High quality laboratory experiences enhance the learning of model-based knowledge domain concepts and theories and provide the bridge from concept to practical understanding. However, access to real-world laboratories is limited because of the number of students who need access and the cost of equipment, supplies, and maintenance.
Virtual laboratories, whether accessed locally or remotely, have the potential to solve this problem. Virtual laboratories provide learning experiences similar to their in-class analogues, can facilitate deep learning in model-based knowledge domains, and can enable learning without most of the overhead inherent in traditional lab experiments.
However, virtual labs are not actually real-world experiments in a physical laboratory but are simulations – mathematical models implemented on a computer. Questions often arise with regard to the overall quality of a virtual laboratory experience because of student and faculty perceptions of a virtual experiment, the reality of a virtual experiment not actually being a real experiment, and the perceived difficulty and pace of the virtual simulation compared to its real-world counterpart. The purpose of the Special Issue will be to addresses these concerns.
Note: this CFP do not include virtual access to real-world physical laboratory equipment.
Authors wishing to contribute to this Special Issue should refer to the Transactions’ Web site at:
www.ewh.ieee.org/soc/es/ToE-manuscript.html for information relative to the scope of Transactions and manuscript preparation.
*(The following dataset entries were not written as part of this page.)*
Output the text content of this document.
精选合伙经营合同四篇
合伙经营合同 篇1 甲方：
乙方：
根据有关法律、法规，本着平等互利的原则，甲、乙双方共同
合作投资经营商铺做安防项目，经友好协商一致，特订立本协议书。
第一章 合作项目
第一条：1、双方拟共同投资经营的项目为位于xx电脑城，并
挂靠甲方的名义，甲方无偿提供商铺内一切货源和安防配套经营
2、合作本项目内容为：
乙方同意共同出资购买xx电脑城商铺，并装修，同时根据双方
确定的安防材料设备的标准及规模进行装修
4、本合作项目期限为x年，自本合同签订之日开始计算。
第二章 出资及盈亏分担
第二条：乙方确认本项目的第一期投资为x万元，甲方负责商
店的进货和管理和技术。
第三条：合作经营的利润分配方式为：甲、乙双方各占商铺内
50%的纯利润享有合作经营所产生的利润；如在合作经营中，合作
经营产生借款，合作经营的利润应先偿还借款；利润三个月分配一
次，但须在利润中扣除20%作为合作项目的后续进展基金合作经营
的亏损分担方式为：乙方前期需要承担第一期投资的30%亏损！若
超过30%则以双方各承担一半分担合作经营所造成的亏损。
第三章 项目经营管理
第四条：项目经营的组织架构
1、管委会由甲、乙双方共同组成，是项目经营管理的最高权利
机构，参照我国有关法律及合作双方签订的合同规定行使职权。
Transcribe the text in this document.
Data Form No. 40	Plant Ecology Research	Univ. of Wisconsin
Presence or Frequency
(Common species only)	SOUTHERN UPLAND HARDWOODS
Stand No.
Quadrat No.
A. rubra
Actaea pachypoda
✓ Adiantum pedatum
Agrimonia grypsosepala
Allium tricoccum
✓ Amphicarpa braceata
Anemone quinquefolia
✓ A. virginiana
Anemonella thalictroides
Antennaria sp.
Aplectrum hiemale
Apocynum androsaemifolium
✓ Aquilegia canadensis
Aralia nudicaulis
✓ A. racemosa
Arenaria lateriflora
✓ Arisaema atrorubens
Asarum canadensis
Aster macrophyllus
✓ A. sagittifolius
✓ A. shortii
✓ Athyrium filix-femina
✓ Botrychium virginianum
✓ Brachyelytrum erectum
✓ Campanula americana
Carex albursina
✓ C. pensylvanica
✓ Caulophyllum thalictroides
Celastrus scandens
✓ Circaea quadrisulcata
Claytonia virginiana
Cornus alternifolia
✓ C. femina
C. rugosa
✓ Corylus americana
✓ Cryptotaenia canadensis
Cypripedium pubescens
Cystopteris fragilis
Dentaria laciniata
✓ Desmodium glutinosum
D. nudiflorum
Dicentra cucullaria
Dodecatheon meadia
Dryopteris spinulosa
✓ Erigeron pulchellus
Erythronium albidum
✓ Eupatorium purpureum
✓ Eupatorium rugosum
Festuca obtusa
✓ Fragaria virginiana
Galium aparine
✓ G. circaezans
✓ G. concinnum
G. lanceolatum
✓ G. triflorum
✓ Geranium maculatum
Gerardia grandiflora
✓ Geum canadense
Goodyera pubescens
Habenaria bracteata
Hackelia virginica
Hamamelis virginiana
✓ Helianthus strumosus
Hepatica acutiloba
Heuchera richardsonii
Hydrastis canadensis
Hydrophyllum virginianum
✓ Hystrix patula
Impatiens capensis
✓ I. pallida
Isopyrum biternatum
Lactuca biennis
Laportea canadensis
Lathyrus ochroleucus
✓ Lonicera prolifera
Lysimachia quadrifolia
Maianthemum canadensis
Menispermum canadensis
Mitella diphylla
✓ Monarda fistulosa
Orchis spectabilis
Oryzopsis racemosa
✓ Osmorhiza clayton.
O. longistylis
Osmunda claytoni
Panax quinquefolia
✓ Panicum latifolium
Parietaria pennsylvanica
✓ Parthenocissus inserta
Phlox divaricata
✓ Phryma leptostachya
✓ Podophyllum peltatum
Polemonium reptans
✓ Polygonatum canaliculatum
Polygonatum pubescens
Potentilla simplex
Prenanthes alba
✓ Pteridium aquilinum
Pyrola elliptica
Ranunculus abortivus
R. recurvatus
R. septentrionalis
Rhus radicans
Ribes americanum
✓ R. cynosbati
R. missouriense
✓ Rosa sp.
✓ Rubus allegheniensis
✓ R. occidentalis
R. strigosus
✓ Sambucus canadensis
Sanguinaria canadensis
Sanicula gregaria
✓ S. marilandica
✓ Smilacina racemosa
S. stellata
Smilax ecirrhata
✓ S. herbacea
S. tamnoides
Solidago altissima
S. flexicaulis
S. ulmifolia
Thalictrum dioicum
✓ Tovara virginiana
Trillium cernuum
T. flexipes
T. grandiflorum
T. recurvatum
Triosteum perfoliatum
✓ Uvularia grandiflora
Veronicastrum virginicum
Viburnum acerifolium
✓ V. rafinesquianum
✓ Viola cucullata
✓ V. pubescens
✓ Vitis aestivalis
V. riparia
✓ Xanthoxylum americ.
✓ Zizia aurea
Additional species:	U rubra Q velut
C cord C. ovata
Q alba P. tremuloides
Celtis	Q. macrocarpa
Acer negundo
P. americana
Authors should note that submitted manuscripts must contain a balance of technical content and pedagogical content to be considered for this Special Issue and must contain the following five components:
- curriculum content within electrical engineering, computer engineering, or allied disciplines,
- a description of the course or course sequence in which the content is presented,
- a description of the pedagogical issue(s) being addressed in the virtual laboratory experience,
- information that will assist educators in the discipline in implementing the concepts presented in the manuscript, and
- meaningful, statistically-sound assessment data that provides information relative to the strengths and weaknesses of the curriculum content in satisfying the pedagogical issues being addressed.
Manuscripts are to be submitted electronically to the Transactions’ Web site at:
te-ieee.manuscriptcentral.com by 2 June 2006.
For further information contact the Special Issue Editor, Rob Reilly
The timeline for this special issue is as follows:
- Manuscript Submission Deadline: 2 June 2006
- Notification of Review Evaluation: 2 October 2006
- Author Revision Due by: 1 December 2006
- Notification of Acceptance: 2 March 2007
- Accepted Manuscripts Due for Editorial Review: 2 April 2007
- Manuscript Packet Information Sent to Author: 4 May 2007
- Manuscript Packet Due from Author to Editor: 1 June 2007
- Tentative Publication Date: November 2007
The IEEE Transactions on Education
is a publication of the IEEE Education Society.